Le lendemain midi, il repart, on prévoit de se voir plusieurs jours après... mais je réfléchis (enfin !). Je suis encore amoureuse de lui mais c'est un loser, il ne fait rien de sa vie et il me fait galèrer pour rien, je pense que ça a assez duré. Je demande à le voir le soir-même. Il dit ok.

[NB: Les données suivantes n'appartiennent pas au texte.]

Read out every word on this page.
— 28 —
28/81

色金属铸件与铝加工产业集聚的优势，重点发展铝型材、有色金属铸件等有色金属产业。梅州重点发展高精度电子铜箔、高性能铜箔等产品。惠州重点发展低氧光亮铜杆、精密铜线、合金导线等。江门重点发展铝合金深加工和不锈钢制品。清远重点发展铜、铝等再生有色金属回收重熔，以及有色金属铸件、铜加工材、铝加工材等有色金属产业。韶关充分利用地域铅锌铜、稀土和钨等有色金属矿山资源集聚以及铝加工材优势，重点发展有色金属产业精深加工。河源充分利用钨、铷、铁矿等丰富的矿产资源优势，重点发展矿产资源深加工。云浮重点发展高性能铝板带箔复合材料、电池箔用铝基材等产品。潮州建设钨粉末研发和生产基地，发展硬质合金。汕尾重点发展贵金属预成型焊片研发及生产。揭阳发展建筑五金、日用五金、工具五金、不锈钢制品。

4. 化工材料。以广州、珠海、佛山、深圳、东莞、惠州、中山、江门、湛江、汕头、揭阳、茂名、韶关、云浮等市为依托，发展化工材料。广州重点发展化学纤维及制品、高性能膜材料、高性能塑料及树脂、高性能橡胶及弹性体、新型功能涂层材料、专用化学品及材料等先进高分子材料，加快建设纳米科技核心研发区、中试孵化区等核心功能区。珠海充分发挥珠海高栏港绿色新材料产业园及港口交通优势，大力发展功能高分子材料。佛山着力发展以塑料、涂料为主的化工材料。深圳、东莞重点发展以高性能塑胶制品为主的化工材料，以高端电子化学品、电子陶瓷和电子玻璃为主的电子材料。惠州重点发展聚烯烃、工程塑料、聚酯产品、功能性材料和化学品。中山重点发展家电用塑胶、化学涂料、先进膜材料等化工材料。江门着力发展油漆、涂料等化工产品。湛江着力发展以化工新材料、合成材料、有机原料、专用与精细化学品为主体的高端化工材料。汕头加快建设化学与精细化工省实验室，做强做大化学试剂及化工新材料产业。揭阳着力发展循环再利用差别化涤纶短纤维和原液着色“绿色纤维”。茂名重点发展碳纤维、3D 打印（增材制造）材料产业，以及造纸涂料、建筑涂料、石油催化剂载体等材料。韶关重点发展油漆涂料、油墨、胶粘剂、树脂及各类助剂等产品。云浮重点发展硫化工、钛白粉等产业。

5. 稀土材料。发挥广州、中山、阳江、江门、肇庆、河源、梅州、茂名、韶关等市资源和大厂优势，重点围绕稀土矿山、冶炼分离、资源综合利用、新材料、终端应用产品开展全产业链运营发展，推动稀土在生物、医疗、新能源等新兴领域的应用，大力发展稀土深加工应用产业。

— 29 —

On va boire un verre, il me parle encore et toujours de sa copine, il lui a fait faire une dédicace sur un manga, sympa comment il pense à moi, sans le savoir, il me donne encore plus envie de le jeter. Quand il repart, je lui dis que c'est définitivement fini. PG trois fois. 

On a continué de se parler pendant un bon moment. Sa copine a finit par casser à cause de ses parents... ah oui je ne vous ai pas dit qu'elle avait 13 ans et qu'il en avait 23 ? J'ai eu un coup de folie une nouvelle fois sur msn, je lui ai proposé de venir le voir sur le lieu de ses vacances, qu'on sorte ensemble pendant la semaine, avec tout ce qui va avec et que quand je repars ça se finisse et qu'il refasse ce qu'il veut. "Non mais dans le sud c'est pas possible que je sois fidèle rien qu'un jour".... ok; alors va te faire... Un ou deux ans après, il m'a relancé plusieurs fois, j'ai fini par lui dire que je n'avais absolument plus envie de lui. Plus question d'être une PG.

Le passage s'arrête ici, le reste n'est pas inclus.